Нередко говорят о том, что письменность возникает лишь в обществах, в которых уже произошло или происходит социальное расслоение, что она является, таким образом, показателем совершающихся или уже совершившихся важных социальных и культурных сдвигов. Это верно лишь отчасти. Нужно иметь в виду, что истоки письменности лежат еще в изобразительной деятельности доклассового общества, что уже первобытное общество испытывало потребность и располагало средствами для передачи информации с помощью символов, и одним из них была пиктография, находившаяся в основе письменности и возникающая на очень ранней стадии общественного развития. Уже в изобразительной символике австралийского раннеродового общества совмещены искусство, магия, мифология и возникающая примитивная письменность.

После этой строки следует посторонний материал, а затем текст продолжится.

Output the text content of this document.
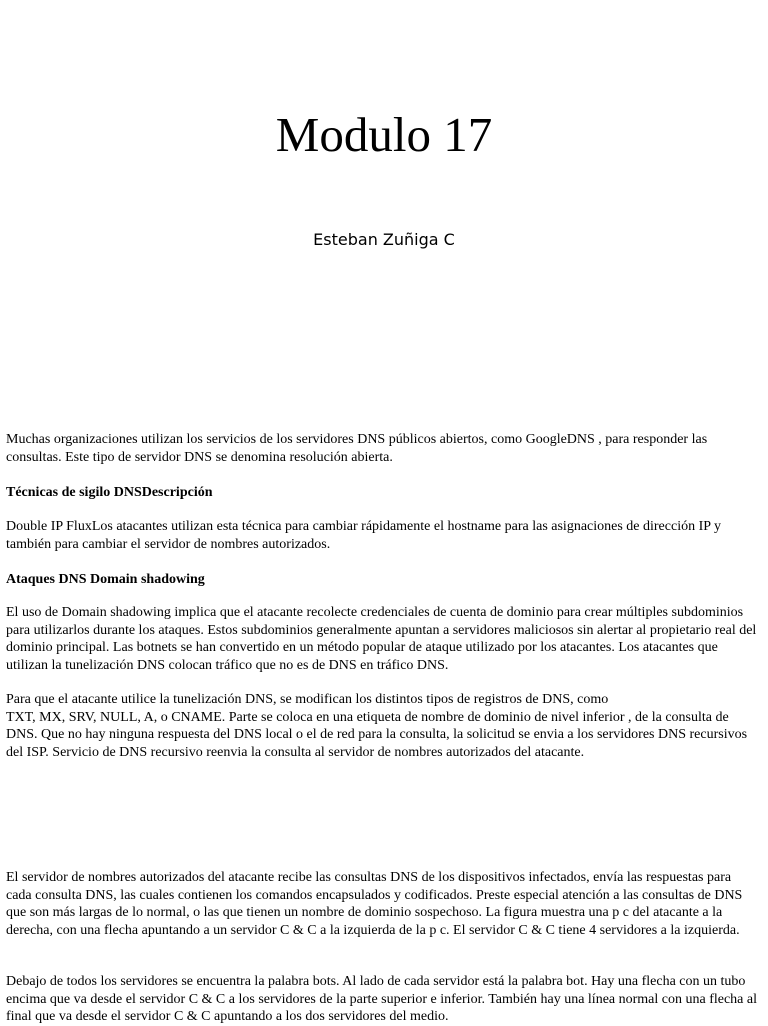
Modulo 17

Esteban Zuñiga C

Muchas organizaciones utilizan los servicios de los servidores DNS públicos abiertos, como GoogleDNS , para responder las consultas. Este tipo de servidor DNS se denomina resolución abierta.

Técnicas de sigilo DNSDescripción

Double IP FluxLos atacantes utilizan esta técnica para cambiar rápidamente el hostname para las asignaciones de dirección IP y también para cambiar el servidor de nombres autorizados.

Ataques DNS Domain shadowing

El uso de Domain shadowing implica que el atacante recolecte credenciales de cuenta de dominio para crear múltiples subdominios para utilizarlos durante los ataques. Estos subdominios generalmente apuntan a servidores maliciosos sin alertar al propietario real del dominio principal. Las botnets se han convertido en un método popular de ataque utilizado por los atacantes. Los atacantes que utilizan la tunelización DNS colocan tráfico que no es de DNS en tráfico DNS.

Para que el atacante utilice la tunelización DNS, se modifican los distintos tipos de registros de DNS, como
TXT, MX, SRV, NULL, A, o CNAME. Parte se coloca en una etiqueta de nombre de dominio de nivel inferior , de la consulta de DNS. Que no hay ninguna respuesta del DNS local o el de red para la consulta, la solicitud se envia a los servidores DNS recursivos del ISP. Servicio de DNS recursivo reenvia la consulta al servidor de nombres autorizados del atacante.

El servidor de nombres autorizados del atacante recibe las consultas DNS de los dispositivos infectados, envía las respuestas para cada consulta DNS, las cuales contienen los comandos encapsulados y codificados. Preste especial atención a las consultas de DNS que son más largas de lo normal, o las que tienen un nombre de dominio sospechoso. La figura muestra una p c del atacante a la derecha, con una flecha apuntando a un servidor C & C a la izquierda de la p c. El servidor C & C tiene 4 servidores a la izquierda.

Debajo de todos los servidores se encuentra la palabra bots. Al lado de cada servidor está la palabra bot. Hay una flecha con un tubo encima que va desde el servidor C & C a los servidores de la parte superior e inferior. También hay una línea normal con una flecha al final que va desde el servidor C & C apuntando a los dos servidores del medio.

В настоящее время известно очень много примеров коммуникативной функции первобытного искусства, лежавшей в основе письменности (см., например, Дирингер 1963, стр. 31 – 53). Но, накапливая фактические материалы, не менее важно выяснить, какими же общественными потребностями определяется развитие пиктографии. А их, по-видимому, немало. В одном случае перед нами любовное послание юкагирской девушки –трогательный рассказ о несчастной любви (Дирингер 1963, стр. 52); в другом – рассказ о празднике по случаю спуска на воду двух лодок, диктуемый желанием надолго сохранить воспоминание о столь выдающемся событии; в третьем – рассказ о событиях, происходивших во «время сновидений». Особенно интересной и важной представляется та функция возникающей и развивающейся пиктографии, которая связана с потребностью сохранить память о событиях прошлого – действительных или вымышленных. Потребность эта лежит в основе возникновения истории как науки. Уже на самых ранних этапах общественного и культурного развития люди ощущают необходимость в познании своего прошлого, своей истории и в сохранении памяти о ней, включая и «священную историю», мифологию, которую они еще не умеют отчленить от подлинной истории. «Видеть, как возникает какое-либо явление, – это лучший способ понять его», «только тем действительно владеешь, что ясно понимаешь» – эти афоризмы Гёте близки были бы и первобытному человеку, хотя он и понял бы их по-своему. Для него понять происхождение вещи – значит овладеть ею, понять происхождение человеческого общества – значит овладеть силами, от которых зависит существование общества. Знание того, как произошел мир, не просто удовлетворяло любознательность первобытного человека – с помощью этого знания он стремился овладеть силами, управляющими миром.

«И не то еще сдержали,

И не то остановили

Три могучих божьих слова,

Повесть о вещей начале...»

Так говорится в «Калевале» («Калевала», руна 8, стр. 42). Чтобы излечить рану, нанесенную железом, остановить кровь, создатели эпоса знают одно верное средство: нужно знать «начало стали и рождение железа» («Калевала», руна 9, стр. 43). Власть над вещью – в знании истории происхождения этой вещи, власть над миром, над силами, управляющими судьбами людей, – в истории происхождения мира и человеческого общества. Человек, знающий начало всех вещей, – знахарь. Он может заклясть любую вещь, любую боль, рассказав о происхождении этой вещи, подобно тому как Лемминкяйнен заклинает мороз:

«Иль сказать твое начало,

Объявить происхожденье?

Знаю я твое начало...»

(«Калевала», руна 30, стр. 184)

Вот почему человеку так важно было знать и свое собственное «начало». Так родилась история, еще неразрывно связанная с псевдоисторией, и искусство сыграло и здесь свою важную общественную роль. Сначала общество удовлетворяется легендарной историей, повествованием о «времени сновидении», рассказами о подвигах полулюдей-полуживотных, первотворцов и основателей общественного устройства, об их деяниях, зафиксированных в традиционных символах, изображаемых на чурингах, на скалах и стенах пещер, на земле и т. д. Но, возникнув, потребность в познании прошлого становится самодовлеющей, и тогда развивается примитивная историография. Индейцы дакота, не имевшие письменности, делали на шкурах бизонов рисунки, располагая их концентрическими кругами, – эти рисунки представляли собой своеобразную историческую хронику, и старики, указывая на них, объясняли, что произошло в таком-то году: рисунок рассказывал о происшедшем в этом году событии. Подобные же рисунки были обнаружены у юкагиров – иногда они были даже своеобразными историческими картами.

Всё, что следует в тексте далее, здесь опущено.